Without asking the question, Why would Assad launch such a ghastly chemical strike in the face of a near-certain military response from the US or others? President Obama and Secretary of Hate John Kerry have declared that they know Assad committed the “ugly crime,” as the Arab League called it Sept. 1. But they have not produced any evidence of this crucial allegation. Russia has said that rebels fighting Assad arranged the attack to implicate the government, and Syrian state television has charged that chemical weapons found in a rebel tunnel were made in the United States and Qatar. Without any direct evidence of the origin of the August 21 attack, and after the Iraq catastrophe in 2003, who can shrug off the suspicion of deceit today? Secretary Kerry chants that chemicals only hit areas not controlled by Assad. This fact neither disproves nor weakens the charge that rebels may have committed a “false flag” action.
Competing harms defense?
The Obama Administration speaks about the hideous August war crime as a justification for sending heavy bombers and guided missiles into Syria. The bombardment and missile strikes being planned by the White House are explained with something like a “defense of necessity” or “justification.” I.e., a plainly unlawful act is permitted or excused by showing that a greater harm is avoided by committing the lesser offense. In the case of ramping up jet fighters, aircraft carriers, Navy destroyers, B-52 bombers, drone jockeys and Cruise missile batteries, the lesser evil could be evil indeed.
The criminality of any US attack is clear.
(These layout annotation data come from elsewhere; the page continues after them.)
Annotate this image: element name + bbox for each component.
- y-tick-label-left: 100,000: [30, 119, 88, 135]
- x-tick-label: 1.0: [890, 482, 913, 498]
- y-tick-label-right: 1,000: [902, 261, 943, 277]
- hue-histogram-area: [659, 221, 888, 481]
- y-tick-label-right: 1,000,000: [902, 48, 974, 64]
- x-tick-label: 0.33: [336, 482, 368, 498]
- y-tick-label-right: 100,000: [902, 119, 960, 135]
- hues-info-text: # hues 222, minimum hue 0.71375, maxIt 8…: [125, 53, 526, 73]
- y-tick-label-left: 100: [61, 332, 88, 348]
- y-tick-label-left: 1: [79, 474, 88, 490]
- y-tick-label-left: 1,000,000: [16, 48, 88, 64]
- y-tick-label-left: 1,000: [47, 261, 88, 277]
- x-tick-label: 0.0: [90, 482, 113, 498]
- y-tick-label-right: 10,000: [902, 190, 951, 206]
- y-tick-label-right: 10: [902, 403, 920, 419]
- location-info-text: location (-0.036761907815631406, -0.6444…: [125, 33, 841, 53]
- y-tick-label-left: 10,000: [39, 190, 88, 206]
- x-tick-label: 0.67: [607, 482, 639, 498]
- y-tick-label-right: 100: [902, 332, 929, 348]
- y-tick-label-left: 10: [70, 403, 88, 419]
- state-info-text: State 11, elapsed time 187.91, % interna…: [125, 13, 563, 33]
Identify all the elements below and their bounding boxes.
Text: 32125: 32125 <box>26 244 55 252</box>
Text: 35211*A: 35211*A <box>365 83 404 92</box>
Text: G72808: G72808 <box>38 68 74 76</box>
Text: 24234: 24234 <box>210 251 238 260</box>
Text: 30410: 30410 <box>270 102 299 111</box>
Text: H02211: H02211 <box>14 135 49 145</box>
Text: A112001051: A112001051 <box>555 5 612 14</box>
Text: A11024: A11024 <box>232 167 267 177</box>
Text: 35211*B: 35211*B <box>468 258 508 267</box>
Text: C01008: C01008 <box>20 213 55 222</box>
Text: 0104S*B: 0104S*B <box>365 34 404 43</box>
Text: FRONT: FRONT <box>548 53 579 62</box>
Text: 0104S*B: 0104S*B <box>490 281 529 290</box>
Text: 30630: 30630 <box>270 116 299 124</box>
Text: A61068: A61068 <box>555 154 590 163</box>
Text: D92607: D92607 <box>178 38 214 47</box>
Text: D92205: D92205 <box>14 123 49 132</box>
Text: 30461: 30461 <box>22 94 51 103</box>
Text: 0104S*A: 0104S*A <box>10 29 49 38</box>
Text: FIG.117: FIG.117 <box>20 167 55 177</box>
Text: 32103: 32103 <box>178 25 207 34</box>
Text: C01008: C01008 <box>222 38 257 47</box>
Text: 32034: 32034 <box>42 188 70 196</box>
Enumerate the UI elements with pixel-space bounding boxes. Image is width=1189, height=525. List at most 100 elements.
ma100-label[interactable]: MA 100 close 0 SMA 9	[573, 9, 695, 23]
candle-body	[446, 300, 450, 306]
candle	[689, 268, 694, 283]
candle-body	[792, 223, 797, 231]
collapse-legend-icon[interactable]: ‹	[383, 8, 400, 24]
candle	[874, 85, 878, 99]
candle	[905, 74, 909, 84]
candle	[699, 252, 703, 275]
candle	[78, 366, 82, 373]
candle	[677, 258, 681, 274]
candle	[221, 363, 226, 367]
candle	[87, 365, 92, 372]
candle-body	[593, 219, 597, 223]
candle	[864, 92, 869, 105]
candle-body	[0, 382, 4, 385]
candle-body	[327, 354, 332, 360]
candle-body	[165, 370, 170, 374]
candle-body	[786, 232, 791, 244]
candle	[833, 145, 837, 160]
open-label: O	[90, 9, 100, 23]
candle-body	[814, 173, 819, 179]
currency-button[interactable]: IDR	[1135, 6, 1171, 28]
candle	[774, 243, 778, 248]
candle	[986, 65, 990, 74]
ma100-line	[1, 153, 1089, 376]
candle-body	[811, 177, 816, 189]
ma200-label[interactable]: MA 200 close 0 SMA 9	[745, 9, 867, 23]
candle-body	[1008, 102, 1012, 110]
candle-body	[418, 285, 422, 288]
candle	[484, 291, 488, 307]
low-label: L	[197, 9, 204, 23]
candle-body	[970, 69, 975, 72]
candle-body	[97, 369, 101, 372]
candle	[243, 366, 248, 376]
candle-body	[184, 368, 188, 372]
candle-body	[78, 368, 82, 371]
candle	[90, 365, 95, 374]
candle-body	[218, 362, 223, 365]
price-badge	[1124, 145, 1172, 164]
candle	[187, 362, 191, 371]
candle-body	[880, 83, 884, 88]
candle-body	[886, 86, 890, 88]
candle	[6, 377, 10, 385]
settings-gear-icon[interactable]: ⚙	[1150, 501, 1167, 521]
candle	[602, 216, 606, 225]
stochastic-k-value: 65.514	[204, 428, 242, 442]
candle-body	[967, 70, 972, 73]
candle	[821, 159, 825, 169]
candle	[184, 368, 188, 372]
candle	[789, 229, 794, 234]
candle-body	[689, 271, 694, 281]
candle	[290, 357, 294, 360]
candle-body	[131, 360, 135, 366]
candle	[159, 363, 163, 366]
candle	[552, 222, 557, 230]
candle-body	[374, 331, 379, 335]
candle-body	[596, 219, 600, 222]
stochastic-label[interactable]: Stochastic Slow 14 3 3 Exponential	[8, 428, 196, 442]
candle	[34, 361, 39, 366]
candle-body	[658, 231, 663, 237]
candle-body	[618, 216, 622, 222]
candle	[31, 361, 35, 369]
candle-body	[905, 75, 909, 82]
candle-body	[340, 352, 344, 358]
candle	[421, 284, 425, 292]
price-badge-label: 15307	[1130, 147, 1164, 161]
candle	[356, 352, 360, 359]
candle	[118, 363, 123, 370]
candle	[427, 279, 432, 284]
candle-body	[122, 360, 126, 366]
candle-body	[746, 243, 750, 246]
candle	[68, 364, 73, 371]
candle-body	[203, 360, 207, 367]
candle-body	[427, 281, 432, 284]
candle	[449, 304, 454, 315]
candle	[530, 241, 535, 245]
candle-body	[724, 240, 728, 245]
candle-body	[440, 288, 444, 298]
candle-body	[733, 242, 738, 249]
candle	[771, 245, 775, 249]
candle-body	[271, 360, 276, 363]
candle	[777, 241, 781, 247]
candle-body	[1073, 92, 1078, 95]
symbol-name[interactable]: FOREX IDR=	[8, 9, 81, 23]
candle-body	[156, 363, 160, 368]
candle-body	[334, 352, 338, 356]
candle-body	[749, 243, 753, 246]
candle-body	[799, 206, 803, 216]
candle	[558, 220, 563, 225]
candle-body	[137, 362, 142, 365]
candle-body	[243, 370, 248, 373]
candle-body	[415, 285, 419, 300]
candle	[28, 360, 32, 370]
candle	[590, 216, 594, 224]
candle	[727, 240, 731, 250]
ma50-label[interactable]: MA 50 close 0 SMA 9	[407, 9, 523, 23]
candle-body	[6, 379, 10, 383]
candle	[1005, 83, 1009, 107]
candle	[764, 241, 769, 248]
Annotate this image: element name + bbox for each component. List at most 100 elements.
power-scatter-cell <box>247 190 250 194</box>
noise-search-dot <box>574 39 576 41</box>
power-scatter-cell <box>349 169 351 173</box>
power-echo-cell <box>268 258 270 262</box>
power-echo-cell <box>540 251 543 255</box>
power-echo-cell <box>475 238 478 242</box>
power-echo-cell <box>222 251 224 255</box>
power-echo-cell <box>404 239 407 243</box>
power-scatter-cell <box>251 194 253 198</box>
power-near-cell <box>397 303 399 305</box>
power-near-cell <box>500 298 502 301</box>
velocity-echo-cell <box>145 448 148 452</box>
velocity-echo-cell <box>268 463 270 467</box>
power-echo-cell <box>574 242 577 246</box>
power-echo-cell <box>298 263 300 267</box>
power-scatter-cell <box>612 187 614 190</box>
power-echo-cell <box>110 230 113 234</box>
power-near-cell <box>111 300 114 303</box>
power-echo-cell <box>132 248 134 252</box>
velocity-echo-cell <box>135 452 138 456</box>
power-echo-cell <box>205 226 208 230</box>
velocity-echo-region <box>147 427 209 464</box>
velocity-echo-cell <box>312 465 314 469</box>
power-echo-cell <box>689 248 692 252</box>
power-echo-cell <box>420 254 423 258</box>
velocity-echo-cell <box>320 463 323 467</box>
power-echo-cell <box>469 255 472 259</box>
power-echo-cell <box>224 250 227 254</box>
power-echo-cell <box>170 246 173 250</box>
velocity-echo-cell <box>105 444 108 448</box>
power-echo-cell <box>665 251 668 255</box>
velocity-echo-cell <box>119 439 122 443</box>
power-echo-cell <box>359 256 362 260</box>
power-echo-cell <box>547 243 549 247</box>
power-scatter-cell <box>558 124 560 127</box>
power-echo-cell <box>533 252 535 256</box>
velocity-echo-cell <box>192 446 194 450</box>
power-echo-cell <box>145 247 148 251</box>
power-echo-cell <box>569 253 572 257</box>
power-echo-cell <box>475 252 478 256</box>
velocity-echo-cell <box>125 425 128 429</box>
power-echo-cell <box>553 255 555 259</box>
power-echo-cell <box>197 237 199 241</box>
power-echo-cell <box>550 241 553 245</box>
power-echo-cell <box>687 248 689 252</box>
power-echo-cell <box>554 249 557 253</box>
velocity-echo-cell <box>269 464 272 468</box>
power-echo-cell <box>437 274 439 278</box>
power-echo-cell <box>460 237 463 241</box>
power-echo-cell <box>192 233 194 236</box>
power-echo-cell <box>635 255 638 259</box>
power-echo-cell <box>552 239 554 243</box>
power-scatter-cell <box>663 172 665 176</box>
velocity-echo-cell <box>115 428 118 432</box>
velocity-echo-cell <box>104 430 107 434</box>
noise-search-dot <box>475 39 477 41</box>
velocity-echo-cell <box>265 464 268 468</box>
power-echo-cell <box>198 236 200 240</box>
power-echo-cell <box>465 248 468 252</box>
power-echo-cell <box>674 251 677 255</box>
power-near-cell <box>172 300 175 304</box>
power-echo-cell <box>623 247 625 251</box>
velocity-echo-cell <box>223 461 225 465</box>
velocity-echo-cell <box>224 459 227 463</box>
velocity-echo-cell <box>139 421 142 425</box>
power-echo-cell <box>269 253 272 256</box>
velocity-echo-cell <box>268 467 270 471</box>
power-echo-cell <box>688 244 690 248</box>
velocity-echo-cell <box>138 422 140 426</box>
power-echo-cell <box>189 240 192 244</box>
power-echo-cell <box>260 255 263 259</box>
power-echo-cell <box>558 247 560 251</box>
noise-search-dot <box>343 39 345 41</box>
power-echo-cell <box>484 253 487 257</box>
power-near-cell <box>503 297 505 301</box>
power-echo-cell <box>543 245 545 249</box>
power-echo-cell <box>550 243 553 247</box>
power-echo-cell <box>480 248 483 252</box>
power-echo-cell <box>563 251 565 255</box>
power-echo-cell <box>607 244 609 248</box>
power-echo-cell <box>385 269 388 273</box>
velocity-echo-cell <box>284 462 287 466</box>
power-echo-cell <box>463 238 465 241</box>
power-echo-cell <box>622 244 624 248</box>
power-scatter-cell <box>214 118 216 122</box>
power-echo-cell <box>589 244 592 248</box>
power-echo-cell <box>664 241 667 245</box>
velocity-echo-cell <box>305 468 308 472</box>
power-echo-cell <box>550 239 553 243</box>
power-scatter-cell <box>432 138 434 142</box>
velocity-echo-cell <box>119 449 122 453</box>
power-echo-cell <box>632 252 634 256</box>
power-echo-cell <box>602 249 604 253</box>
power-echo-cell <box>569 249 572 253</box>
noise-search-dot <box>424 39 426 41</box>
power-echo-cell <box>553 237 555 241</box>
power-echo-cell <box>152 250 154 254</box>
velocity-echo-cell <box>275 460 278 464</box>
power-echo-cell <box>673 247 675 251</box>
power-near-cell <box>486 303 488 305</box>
The UN Charter prohibits “the threat or use of force against the territorial integrity of political independence of any state.” The UN Security Council has not authorized an action. There is no Congressional declaration of war, or even a use-of-force resolution, and the Kellogg-Briand Pact and the Treaty of Paris both outlaw war as a means of settling disputes. Ian Hurd, in a NY Times op/ed, said the White House “should not pretend that there is a legal justification in existing law.”
So how to show that mechanized, satellite-guided militarism is an urgent “necessity”? The criminal code is clear. Any defense of necessity or justification always — as US District Judge Miles Lord instructed the jury that convicted me in 1984 — “requires evidence of each and every one of the following essential elements: 1) The criminal conduct of which the defendant (in this instance the US) stands accused was taken to prevent a greater harm to themselves or others, which was imminent to occur; 2)There was no effective alternative method or course of action available to them that could be taken to avert the harm; and 3) There was a direct causal relationship between the criminal conduct taken and the avoidance of the alleged harm.”
The burden of proof is on
the United States
Regarding #1, showing that a US attack was taken to prevent another gassing of Syrian civilians would require evidence that the bombing destroyed at least some of Assad’s chemical weapons. This evidence would be impossible to find, especially without the US military occupation that the White House says is out of the question. Furthermore, if US bombs disperse plumes of Assad’s deadly chemicals, and if US destruction in Syria strengthens extremist jihadis, how could it be shown that the harm done by our bombs is less than the dirtier, wider, longer and bloodier war ignited by us? The “imminence” of another chemical weapon attack is also impossible to establish. Evidence that Assad was about to launch such an attack would be harder to find than the still-unfound fingerprint or smoking gun tying Assad to the August 21 atrocity.
The second element is the most embarrassing for President Peace Prize, since there are so many alternative actions available. Obama has neither exhausted diplomatic options, convinced key allies that Assad is the criminal, produced an authorizing resolution in the UN Security Council, interdicted weapons shipment to the regime, gotten rid of his own stockpile of banned weapons, nor even, and not the least, pursued charges against Assad at the International Criminal Court in The Hague.
Thirdly, evidence that your war crime directly prevented another party’s war crime would be harder to find than the Holy Grail. If US spy agencies can’t cobble together evidence of Assad’s culpability in the Ghouta massacre, how could they show that US bombs smashed Syrian government nerve agents in their launch tubes?
So far, the illegal White House “war of crime prevention” is just a rhetorical masterpiece of dishonesty, hypocrisy and self-deception. Obama’s rationale fails every test of the necessity defense and has to be rejected.